И сознание вины не сбросить с плеч, как вещевой мешок.
Многие годы Лео проводил летом отпуск у Вильмута, чтобы, будто нарочно, доставить неприятность Эрике. Задним умом рассуждая, можно предположить, с каким страхом ожидала Эрика тех мучительных недель, когда Лео находился рядом.
Не изгладится в памяти их первая встреча после долгих глухих и мрачных для них лет. Эрика безмолвно стояла посреди комнаты и медленно разводила руки, нет, не для того, чтобы обнять Лео, — при встрече с парнями своей деревни можно было и порадоваться, — она обхватила сыновей, притянула их резким движением к себе, словно искала у детей защиты, хотела подтвердить для себя и для Лео смысл своего существования. Ее неотрывный взгляд ясно говорил: я не наложила на себя руки, может, лишь потому, что тогда бы сыновья остались нерожденными. Лео делал вид, что не замечает испуга Эрики, с городской общительностью обращался к Вильмуту, живо рассказывал о впечатлениях своей недавней дороги, заводил разговоры о тарахтевшем за воротами тракторе, допытывался: когда они перебрались из Виллаку в этот дом, принадлежит ли он совхозу или они выкупили его. С Эрикой так за руку и не поздоровался — не мог же Лео оторвать ее пальцы от плеч сыновей! Краем глаза Лео видел худенькую девочку, которая топталась неподалеку на пороге, но не осмелился обратиться к ней, не хотел, чтобы Эрика заметила, что он проявил интерес к своей плоти.
Лео старался вести себя в доме Эрики и Вильмута так, будто их троих не связывало ничего, кроме дружеских отношений.

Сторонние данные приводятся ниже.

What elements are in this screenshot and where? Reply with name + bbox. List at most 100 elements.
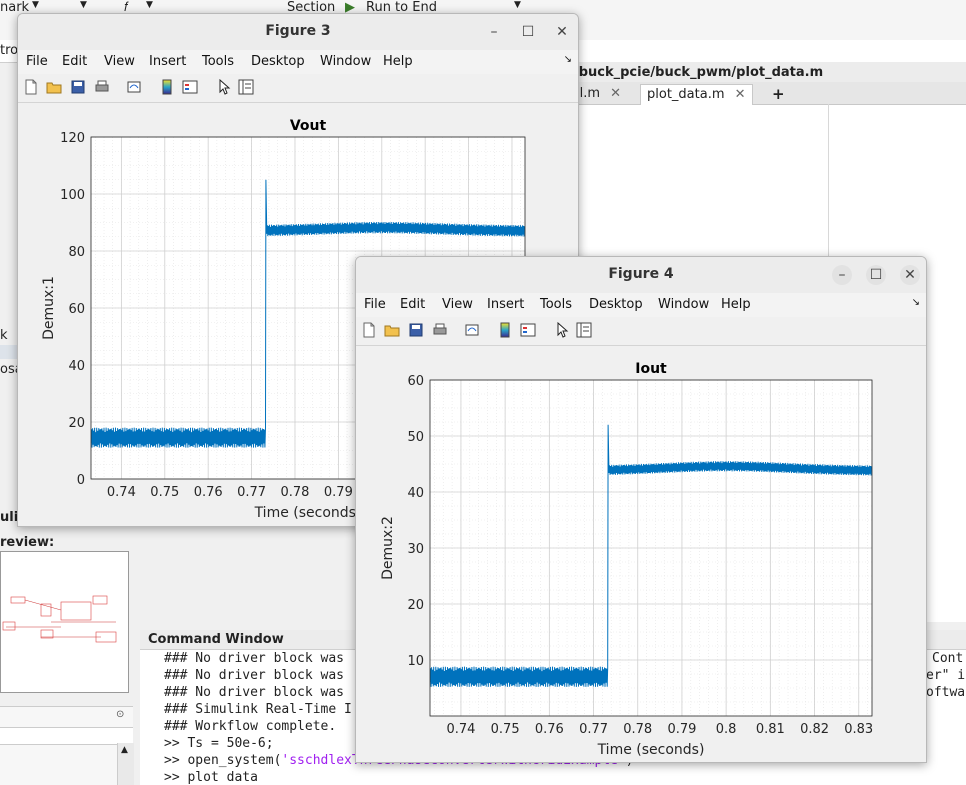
link-plot-icon[interactable] bbox=[464, 322, 480, 338]
y-axis-label: Demux:1 bbox=[41, 276, 57, 340]
figure-4-window[interactable]: Figure 4 – ☐ ✕ File Edit View Insert Too… bbox=[355, 256, 927, 763]
colorbar-icon[interactable] bbox=[497, 322, 513, 338]
figure-3-menubar: File Edit View Insert Tools Desktop Wind… bbox=[18, 50, 578, 74]
close-tab-icon[interactable]: ✕ bbox=[735, 87, 746, 102]
preview-label: review: bbox=[0, 535, 55, 550]
close-tab-icon[interactable]: ✕ bbox=[610, 86, 621, 101]
y-tick-label: 120 bbox=[60, 131, 85, 146]
print-icon[interactable] bbox=[94, 79, 110, 95]
open-folder-icon[interactable] bbox=[46, 79, 62, 95]
print-icon[interactable] bbox=[432, 322, 448, 338]
dropdown-arrow-icon[interactable]: ▼ bbox=[32, 0, 39, 10]
x-axis-label: Time (seconds) bbox=[597, 742, 705, 758]
x-tick-label: 0.74 bbox=[446, 722, 475, 737]
menu-edit[interactable]: Edit bbox=[400, 297, 425, 312]
menu-desktop[interactable]: Desktop bbox=[589, 297, 643, 312]
new-file-icon[interactable] bbox=[23, 79, 39, 95]
y-tick-label: 40 bbox=[68, 359, 85, 374]
figure-4-toolbar bbox=[356, 317, 926, 346]
command-line: ### Simulink Real-Time I bbox=[164, 702, 352, 717]
editor-path-bar: t_buck_pcie/buck_pwm/plot_data.m bbox=[560, 62, 966, 82]
close-icon[interactable]: ✕ bbox=[552, 22, 572, 42]
tab-plot-data-m[interactable]: plot_data.m ✕ bbox=[640, 84, 753, 105]
model-preview-drawing bbox=[2, 595, 117, 643]
dropdown-arrow-icon[interactable]: ▼ bbox=[80, 0, 87, 10]
dropdown-arrow-icon[interactable]: ▼ bbox=[514, 0, 521, 10]
menu-file[interactable]: File bbox=[26, 54, 48, 69]
save-icon[interactable] bbox=[408, 322, 424, 338]
dock-figure-icon[interactable]: ↘ bbox=[564, 54, 572, 65]
editor-path: t_buck_pcie/buck_pwm/plot_data.m bbox=[566, 65, 824, 80]
figure-4-titlebar[interactable]: Figure 4 – ☐ ✕ bbox=[356, 257, 926, 293]
y-tick-label: 20 bbox=[68, 416, 85, 431]
menu-view[interactable]: View bbox=[442, 297, 473, 312]
link-plot-icon[interactable] bbox=[126, 79, 142, 95]
close-icon[interactable]: ✕ bbox=[900, 265, 920, 285]
command-line: >> Ts = 50e-6; bbox=[164, 736, 274, 751]
menu-help[interactable]: Help bbox=[383, 54, 413, 69]
collapse-chevron-icon[interactable]: ⊙ bbox=[116, 709, 124, 720]
menu-desktop[interactable]: Desktop bbox=[251, 54, 305, 69]
tab-label: ll.m bbox=[576, 86, 601, 101]
left-header-row bbox=[0, 727, 133, 745]
menu-edit[interactable]: Edit bbox=[62, 54, 87, 69]
left-selected-row[interactable] bbox=[0, 345, 18, 359]
y-tick-label: 40 bbox=[407, 486, 424, 501]
pointer-icon[interactable] bbox=[216, 79, 232, 95]
address-fragment: tro bbox=[0, 43, 19, 58]
x-tick-label: 0.81 bbox=[756, 722, 785, 737]
menu-view[interactable]: View bbox=[104, 54, 135, 69]
command-line: >> plot data bbox=[164, 770, 258, 785]
x-tick-label: 0.76 bbox=[535, 722, 564, 737]
x-tick-label: 0.75 bbox=[150, 485, 179, 500]
command-line: ### No driver block was bbox=[164, 668, 345, 683]
add-tab-icon[interactable]: + bbox=[766, 84, 791, 104]
new-file-icon[interactable] bbox=[361, 322, 377, 338]
iout-chart[interactable]: 0.74 0.75 0.76 0.77 0.78 0.79 0.8 0.81 0.82 0.83 1… bbox=[356, 346, 926, 762]
y-axis-label: Demux:2 bbox=[380, 516, 396, 580]
colorbar-icon[interactable] bbox=[159, 79, 175, 95]
dropdown-arrow-icon[interactable]: ▼ bbox=[146, 0, 153, 10]
menu-window[interactable]: Window bbox=[320, 54, 371, 69]
menu-insert[interactable]: Insert bbox=[487, 297, 524, 312]
x-tick-label: 0.77 bbox=[237, 485, 266, 500]
save-icon[interactable] bbox=[70, 79, 86, 95]
x-tick-label: 0.83 bbox=[844, 722, 873, 737]
open-folder-icon[interactable] bbox=[384, 322, 400, 338]
x-tick-label: 0.78 bbox=[281, 485, 310, 500]
menu-window[interactable]: Window bbox=[658, 297, 709, 312]
legend-icon[interactable] bbox=[520, 322, 536, 338]
y-tick-label: 30 bbox=[407, 542, 424, 557]
command-line: ### No driver block was bbox=[164, 651, 345, 666]
left-bottom-panel: ⊙ ▲ bbox=[0, 706, 134, 785]
property-inspector-icon[interactable] bbox=[576, 322, 592, 338]
figure-4-canvas[interactable]: 0.74 0.75 0.76 0.77 0.78 0.79 0.8 0.81 0.82 0.83 1… bbox=[356, 346, 926, 762]
property-inspector-icon[interactable] bbox=[238, 79, 254, 95]
y-tick-label: 20 bbox=[407, 598, 424, 613]
scroll-up-icon[interactable]: ▲ bbox=[121, 745, 128, 755]
scrollbar[interactable]: ▲ bbox=[117, 743, 134, 785]
maximize-icon[interactable]: ☐ bbox=[518, 22, 538, 42]
menu-tools[interactable]: Tools bbox=[202, 54, 234, 69]
legend-icon[interactable] bbox=[182, 79, 198, 95]
minimize-icon[interactable]: – bbox=[484, 22, 504, 42]
x-axis-label: Time (seconds) bbox=[254, 505, 362, 521]
x-tick-label: 0.79 bbox=[324, 485, 353, 500]
menu-tools[interactable]: Tools bbox=[540, 297, 572, 312]
x-tick-label: 0.78 bbox=[623, 722, 652, 737]
menu-insert[interactable]: Insert bbox=[149, 54, 186, 69]
menu-help[interactable]: Help bbox=[721, 297, 751, 312]
dock-figure-icon[interactable]: ↘ bbox=[912, 297, 920, 308]
model-preview-thumbnail[interactable] bbox=[0, 551, 129, 693]
command-line-fragment: er" in bbox=[926, 668, 966, 683]
minimize-icon[interactable]: – bbox=[832, 265, 852, 285]
figure-3-toolbar bbox=[18, 74, 578, 103]
pointer-icon[interactable] bbox=[554, 322, 570, 338]
x-tick-label: 0.75 bbox=[491, 722, 520, 737]
command-text: >> open_system( bbox=[164, 753, 282, 768]
y-tick-label: 0 bbox=[77, 473, 85, 488]
command-line-fragment: oftwa bbox=[926, 685, 966, 700]
figure-3-titlebar[interactable]: Figure 3 – ☐ ✕ bbox=[18, 14, 578, 50]
maximize-icon[interactable]: ☐ bbox=[866, 265, 886, 285]
menu-file[interactable]: File bbox=[364, 297, 386, 312]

Ни на какую душевность этим летом Лео так и не был способен. Его как раз терзала подавленность, он только что ушел от Айли, хлопнув дверью, и готов был даже имя ее стереть из памяти. Спокойное течение жизни в очередной раз было прервано, он словно бы выпал из привычной среды и этой, с высокими потолками и всегда безукоризненно проветренной, квартиры, где он дышал несколько лет и чувствовал себя словно в клетке. Он торопливо удалялся как от дома, так и от своей благодетельницы-жены, с которой не состоял в законном браке. Он шагал длинными шагами, с чемоданом в одной и с проектом каменного корабля в другой руке, злой, как черт, что не догадался дать вовремя деру. Шагая по пыльной улице, он думал о далеком первом дне нового года и падавших снежных пушинках, будто об эпизоде из чужой жизни. Прежде чем свернуть за угол и сойти с ландшафта былой жизни, он вдруг рассмеялся: во дворе, на веревке, остались сушиться его носки и носовые платки.
Достигший средних лет мужчина разом остался без жены, без работы и жилья, и веселиться, собственно, не было никакой причины.